New Delhi, March 28
When it comes to the ratio of goods exports to GDP in the wake of US trade tariffs, India and Japan are the least exposed economies owing to domestic demand strength, a Morgan Stanley report said on Friday.
The ratio of goods exports to GDP is the most important metric; it determines the extent of trade orientation of the economies. This allows global research firms to assess which economy will face more downward pressures on growth.
“India and Japan — these economies have robust tailwinds from domestic demand strength as an offset and relatively lower ratios of goods exports to GDP,” the report mentioned.

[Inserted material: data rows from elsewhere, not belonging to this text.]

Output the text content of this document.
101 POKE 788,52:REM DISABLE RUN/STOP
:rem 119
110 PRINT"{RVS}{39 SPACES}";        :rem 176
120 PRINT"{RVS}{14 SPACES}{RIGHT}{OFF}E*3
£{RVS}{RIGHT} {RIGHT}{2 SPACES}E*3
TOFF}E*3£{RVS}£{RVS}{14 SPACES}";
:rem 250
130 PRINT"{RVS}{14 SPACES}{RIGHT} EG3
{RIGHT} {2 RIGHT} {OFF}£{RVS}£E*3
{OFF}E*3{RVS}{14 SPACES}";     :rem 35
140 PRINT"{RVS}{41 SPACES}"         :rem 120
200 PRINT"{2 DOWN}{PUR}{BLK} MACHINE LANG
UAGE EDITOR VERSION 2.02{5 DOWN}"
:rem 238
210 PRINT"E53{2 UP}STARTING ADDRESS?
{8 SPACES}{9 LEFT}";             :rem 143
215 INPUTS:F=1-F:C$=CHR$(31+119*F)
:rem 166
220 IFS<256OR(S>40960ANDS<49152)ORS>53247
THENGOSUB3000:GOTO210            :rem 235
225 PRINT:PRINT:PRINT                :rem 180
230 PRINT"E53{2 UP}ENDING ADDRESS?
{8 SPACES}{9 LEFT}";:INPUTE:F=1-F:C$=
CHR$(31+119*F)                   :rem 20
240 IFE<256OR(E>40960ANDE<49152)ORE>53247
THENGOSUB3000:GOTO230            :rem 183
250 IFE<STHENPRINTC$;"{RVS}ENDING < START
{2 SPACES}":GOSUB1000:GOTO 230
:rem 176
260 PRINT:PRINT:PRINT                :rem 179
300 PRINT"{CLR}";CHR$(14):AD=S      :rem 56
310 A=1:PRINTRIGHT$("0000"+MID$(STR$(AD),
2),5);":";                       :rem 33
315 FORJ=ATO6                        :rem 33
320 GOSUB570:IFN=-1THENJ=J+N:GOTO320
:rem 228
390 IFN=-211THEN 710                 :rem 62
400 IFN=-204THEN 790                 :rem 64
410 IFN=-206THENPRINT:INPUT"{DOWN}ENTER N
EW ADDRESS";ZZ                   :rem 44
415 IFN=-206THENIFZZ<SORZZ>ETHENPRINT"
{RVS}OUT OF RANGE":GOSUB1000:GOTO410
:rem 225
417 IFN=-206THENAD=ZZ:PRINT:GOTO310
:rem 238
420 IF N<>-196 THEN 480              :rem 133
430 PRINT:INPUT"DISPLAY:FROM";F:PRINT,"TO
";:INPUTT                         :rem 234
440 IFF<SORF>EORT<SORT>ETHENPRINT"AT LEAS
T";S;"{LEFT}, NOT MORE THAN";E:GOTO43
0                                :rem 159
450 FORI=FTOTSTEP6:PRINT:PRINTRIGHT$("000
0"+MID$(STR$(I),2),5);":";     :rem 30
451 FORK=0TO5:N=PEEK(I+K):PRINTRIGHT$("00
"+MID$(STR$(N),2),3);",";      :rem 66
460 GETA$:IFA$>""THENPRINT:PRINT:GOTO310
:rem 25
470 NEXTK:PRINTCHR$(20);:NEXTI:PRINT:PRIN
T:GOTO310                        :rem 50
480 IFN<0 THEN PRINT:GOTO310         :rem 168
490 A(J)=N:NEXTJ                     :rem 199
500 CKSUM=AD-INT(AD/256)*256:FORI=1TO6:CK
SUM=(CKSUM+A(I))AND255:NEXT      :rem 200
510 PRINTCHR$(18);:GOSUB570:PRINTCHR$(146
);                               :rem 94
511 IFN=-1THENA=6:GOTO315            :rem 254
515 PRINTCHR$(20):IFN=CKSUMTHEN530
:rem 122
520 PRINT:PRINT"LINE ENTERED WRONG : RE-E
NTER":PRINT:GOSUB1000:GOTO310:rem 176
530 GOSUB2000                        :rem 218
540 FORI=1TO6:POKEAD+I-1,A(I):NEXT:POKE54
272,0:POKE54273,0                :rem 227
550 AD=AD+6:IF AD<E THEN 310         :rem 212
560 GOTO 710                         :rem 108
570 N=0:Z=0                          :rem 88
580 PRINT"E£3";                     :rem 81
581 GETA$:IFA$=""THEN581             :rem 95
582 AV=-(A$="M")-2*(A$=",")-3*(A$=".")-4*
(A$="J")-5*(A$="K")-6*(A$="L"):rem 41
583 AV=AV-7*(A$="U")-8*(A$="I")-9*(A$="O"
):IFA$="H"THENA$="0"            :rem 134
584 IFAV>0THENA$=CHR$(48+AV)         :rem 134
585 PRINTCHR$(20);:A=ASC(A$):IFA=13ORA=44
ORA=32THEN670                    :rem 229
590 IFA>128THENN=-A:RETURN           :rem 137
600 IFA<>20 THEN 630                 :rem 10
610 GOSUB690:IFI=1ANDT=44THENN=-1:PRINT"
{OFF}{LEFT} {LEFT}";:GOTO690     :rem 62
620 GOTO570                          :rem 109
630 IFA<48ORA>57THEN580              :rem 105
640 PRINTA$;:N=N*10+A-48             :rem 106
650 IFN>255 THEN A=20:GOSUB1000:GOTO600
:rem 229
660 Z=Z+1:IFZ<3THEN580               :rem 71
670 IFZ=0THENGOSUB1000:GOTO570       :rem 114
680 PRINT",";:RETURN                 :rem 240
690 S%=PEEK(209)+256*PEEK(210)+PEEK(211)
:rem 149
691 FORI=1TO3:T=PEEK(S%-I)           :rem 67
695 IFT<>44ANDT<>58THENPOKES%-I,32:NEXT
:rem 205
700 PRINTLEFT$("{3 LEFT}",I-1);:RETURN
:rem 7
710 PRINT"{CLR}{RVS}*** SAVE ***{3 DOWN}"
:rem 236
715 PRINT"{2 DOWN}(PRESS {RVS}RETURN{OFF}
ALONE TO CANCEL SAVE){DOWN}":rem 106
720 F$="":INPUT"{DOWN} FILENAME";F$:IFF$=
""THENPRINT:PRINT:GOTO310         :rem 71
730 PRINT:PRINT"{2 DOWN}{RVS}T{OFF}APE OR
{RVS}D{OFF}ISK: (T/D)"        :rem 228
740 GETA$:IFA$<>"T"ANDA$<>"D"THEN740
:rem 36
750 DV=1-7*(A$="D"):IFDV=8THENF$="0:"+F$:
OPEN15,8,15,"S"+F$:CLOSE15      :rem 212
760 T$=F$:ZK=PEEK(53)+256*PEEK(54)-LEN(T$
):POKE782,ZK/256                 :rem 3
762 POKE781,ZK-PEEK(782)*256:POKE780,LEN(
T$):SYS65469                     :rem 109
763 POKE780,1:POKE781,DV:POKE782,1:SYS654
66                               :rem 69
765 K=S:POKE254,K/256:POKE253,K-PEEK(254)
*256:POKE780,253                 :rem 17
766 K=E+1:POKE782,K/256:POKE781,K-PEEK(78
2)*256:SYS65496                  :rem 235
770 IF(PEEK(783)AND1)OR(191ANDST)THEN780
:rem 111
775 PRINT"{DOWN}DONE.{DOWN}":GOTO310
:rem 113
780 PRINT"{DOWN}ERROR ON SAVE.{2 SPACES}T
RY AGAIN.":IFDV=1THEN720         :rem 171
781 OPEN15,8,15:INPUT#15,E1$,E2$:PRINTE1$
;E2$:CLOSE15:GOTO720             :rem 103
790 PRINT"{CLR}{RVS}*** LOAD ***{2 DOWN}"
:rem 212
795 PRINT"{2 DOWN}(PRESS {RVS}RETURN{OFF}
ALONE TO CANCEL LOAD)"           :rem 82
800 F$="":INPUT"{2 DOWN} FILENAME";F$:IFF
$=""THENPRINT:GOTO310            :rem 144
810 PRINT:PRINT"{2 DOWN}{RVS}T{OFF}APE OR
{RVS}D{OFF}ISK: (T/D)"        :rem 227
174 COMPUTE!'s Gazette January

The US has also implemented 25 per cent tariffs on auto imports. The report said that the imposition of 25 per cent tariffs on auto and auto parts will affect Japan and Korea the most, as auto exports to US account for 7 per cent of their exports.
On April 2, the US administration is likely to propose a plan for addressing reciprocity in trade relations. The US administration also continues to signal that it will impose sectoral tariffs on energy, pharmaceuticals, semiconductors, agriculture, copper, and lumber.
“The potential implementation will almost affect all economies in Asia directly either via economy-specific tariffs or sectoral tariffs. But our key concern remains that elevated levels of policy uncertainty weigh on capex and trade – damaging the business cycle,” the Morgan Stanley report noted.